Da qualche tempo, ancora non aveva fatto bene mente locale, a metà sforzo, circa al quinto giro di pista, cominciavano quei maledetti colpi al cuore che parevano sparati dal petto verso il fuori, per ricollocarsi dopo pochi secondi nel torace e consentire al miocardio di ripartire con la frequenza abituale.

– Extrasistole– rifletteva– è il cattivo tempo e questa maledetta umidità.

Ogni volta, curiosamente, associava il fenomeno alla partenza del treno a vapore della sua gioventù, che strepitava all’inizio della corsa scarrocciando a vuoto sui binari per poi procedere con assetto regolare e al ritmo giusto.

Dopo la doccia, si massaggiava a lungo con l’olio di mandorle amare per facilitare lo scorrimento degli ingranaggi delle articolazioni, unico lenimento che si concedeva a fronte di scricchiolii persistenti e a scanso di blocchi improvvisi. Infine si dirigeva verso il solito bar per il cappuccino e ogni volta tornava a Fosco e alla storia del cecap. Ci ragionava, ma al solo pensiero di partire in treno per Roma, lui che dopo la pensione si era spinto al massimo fino a Pontinia a trovare la figlia minore, sentiva uno strano prurito in corpo che associava al chiuso, al baccano del traffico, allo scarrozzare in terra straniera a respirare l’aria confezionata dai tubi di scappamento.

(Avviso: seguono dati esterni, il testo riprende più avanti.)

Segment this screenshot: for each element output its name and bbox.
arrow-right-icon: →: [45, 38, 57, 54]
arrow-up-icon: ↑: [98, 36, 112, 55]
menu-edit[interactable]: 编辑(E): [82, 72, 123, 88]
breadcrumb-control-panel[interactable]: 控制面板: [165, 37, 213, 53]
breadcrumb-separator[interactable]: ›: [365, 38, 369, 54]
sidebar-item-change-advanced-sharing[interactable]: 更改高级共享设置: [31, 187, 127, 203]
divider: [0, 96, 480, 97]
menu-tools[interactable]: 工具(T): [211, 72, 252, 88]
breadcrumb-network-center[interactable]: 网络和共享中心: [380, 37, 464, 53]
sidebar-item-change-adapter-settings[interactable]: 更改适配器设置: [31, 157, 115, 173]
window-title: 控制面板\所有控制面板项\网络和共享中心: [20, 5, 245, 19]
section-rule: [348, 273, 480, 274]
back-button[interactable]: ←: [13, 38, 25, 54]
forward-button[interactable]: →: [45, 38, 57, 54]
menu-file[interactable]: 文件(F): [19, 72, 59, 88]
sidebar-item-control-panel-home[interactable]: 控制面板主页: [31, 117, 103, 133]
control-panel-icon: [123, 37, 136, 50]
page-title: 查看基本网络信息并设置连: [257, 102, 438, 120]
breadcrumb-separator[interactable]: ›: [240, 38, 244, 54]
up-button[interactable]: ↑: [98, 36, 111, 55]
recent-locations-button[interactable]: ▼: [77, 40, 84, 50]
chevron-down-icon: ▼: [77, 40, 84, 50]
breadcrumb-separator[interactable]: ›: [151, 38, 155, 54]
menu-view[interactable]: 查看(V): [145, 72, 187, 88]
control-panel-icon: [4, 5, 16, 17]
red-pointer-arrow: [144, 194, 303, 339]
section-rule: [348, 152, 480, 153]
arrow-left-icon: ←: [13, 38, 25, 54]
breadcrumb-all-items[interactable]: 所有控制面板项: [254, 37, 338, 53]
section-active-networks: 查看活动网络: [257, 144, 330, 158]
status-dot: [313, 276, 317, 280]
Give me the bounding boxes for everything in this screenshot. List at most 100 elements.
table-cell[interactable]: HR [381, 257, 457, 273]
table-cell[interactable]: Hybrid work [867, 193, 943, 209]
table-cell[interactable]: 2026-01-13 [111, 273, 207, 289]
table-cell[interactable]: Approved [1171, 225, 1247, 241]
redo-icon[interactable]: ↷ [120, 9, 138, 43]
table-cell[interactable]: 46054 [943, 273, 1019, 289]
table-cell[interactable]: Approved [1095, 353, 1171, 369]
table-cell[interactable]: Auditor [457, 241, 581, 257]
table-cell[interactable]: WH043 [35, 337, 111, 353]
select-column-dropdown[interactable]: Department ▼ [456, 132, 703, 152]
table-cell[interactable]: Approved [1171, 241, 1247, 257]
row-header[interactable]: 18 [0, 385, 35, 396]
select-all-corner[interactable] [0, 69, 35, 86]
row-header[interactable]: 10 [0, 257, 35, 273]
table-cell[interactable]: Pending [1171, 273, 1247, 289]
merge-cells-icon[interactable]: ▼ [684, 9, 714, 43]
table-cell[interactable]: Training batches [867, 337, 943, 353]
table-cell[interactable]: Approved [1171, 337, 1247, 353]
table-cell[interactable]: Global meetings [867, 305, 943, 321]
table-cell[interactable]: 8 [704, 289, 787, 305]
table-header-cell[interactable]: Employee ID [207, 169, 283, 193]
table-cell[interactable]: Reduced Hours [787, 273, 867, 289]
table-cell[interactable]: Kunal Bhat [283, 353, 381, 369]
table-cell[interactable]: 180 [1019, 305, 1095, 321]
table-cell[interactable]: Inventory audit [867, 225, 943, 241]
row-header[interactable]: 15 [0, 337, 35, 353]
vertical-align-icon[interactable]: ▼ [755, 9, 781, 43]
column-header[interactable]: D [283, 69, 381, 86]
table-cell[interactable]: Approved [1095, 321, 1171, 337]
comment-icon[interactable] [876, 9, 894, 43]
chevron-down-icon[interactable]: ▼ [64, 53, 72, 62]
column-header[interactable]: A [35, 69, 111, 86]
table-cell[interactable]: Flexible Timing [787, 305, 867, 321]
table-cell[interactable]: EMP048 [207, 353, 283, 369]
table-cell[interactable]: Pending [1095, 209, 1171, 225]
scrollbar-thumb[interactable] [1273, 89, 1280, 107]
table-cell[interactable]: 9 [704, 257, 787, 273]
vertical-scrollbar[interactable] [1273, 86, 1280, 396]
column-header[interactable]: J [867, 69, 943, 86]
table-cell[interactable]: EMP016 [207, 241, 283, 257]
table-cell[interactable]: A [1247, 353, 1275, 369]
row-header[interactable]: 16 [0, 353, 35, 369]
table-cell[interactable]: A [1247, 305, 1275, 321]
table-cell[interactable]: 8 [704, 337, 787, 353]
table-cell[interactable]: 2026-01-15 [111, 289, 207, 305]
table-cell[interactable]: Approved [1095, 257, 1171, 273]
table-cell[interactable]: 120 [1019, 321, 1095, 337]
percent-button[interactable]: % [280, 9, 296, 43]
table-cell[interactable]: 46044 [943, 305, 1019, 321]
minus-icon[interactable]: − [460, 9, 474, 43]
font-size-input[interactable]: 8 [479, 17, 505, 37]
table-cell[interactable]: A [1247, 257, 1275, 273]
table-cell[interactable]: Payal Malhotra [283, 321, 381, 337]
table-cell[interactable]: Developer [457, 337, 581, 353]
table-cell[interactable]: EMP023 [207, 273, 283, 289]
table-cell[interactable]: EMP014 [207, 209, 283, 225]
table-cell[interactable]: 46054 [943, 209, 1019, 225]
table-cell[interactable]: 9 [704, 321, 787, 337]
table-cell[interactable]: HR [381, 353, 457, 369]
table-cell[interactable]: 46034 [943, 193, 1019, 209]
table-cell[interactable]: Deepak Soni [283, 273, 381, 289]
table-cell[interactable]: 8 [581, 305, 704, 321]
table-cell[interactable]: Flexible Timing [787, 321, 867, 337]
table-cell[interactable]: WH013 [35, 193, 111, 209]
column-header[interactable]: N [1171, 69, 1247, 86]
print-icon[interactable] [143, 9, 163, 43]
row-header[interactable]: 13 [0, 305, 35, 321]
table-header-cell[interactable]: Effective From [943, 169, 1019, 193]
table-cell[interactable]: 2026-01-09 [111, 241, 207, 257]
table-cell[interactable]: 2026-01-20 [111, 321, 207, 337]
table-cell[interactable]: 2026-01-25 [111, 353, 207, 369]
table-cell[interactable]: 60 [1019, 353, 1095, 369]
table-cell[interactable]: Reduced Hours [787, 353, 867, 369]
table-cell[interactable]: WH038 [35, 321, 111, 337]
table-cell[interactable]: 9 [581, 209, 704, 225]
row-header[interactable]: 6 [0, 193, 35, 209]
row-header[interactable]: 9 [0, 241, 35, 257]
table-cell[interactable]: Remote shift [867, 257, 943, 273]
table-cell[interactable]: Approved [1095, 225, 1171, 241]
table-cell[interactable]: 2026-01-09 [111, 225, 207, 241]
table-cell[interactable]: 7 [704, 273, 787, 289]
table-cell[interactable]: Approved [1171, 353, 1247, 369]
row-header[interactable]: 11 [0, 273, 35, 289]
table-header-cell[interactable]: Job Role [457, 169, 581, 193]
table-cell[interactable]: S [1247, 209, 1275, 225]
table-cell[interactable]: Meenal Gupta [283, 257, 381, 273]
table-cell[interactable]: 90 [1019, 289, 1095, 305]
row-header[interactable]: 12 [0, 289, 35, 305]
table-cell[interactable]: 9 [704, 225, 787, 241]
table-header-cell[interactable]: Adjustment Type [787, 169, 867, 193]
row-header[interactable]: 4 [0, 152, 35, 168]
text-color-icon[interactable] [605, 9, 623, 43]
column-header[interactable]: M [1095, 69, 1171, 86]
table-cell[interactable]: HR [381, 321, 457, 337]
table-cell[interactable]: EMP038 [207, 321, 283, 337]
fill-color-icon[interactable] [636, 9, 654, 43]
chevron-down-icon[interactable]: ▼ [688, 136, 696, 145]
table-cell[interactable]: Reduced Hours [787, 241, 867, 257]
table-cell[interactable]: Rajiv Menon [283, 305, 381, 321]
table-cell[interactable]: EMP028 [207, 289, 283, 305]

Questo fino a quella mattina di metà novembre, quando la tramontana spianava l’erba del campo con il suo soffio affilato e la temperatura indurita sprizzava lacrime dagli occhi. All’altezza del terzo giro di pista, mentre sculettava in scioltezza allungando le gambe e spingendo con i gomiti, un colpo improvviso al centro petto, un’implosione con spostamento d’aria, gli bloccò i riflessi e lasciò il corpo procedere per qualche metro senza direzione e con precario equilibrio, un barcollamento simile a quello di Dorando Petri mentre si avvicinava al traguardo della maratona di Londra. Infine si bloccò e girò lo sguardo impaurito nello spazio piatto e solitario del campo in cerca di un appoggio per restare in piedi. Poi convenne di sedere a bordo pista e così accosciato strinse in grembo il cuore che tentava di sfuggirgli via. Il sintomo nuovo, violento e sconosciuto, doveva avere una spiegazione e c’era solo una persona di cui si fidava che poteva dargliela. Telefonò a Fosco che non perse tempo e lo convocò per una visita, prima possibile.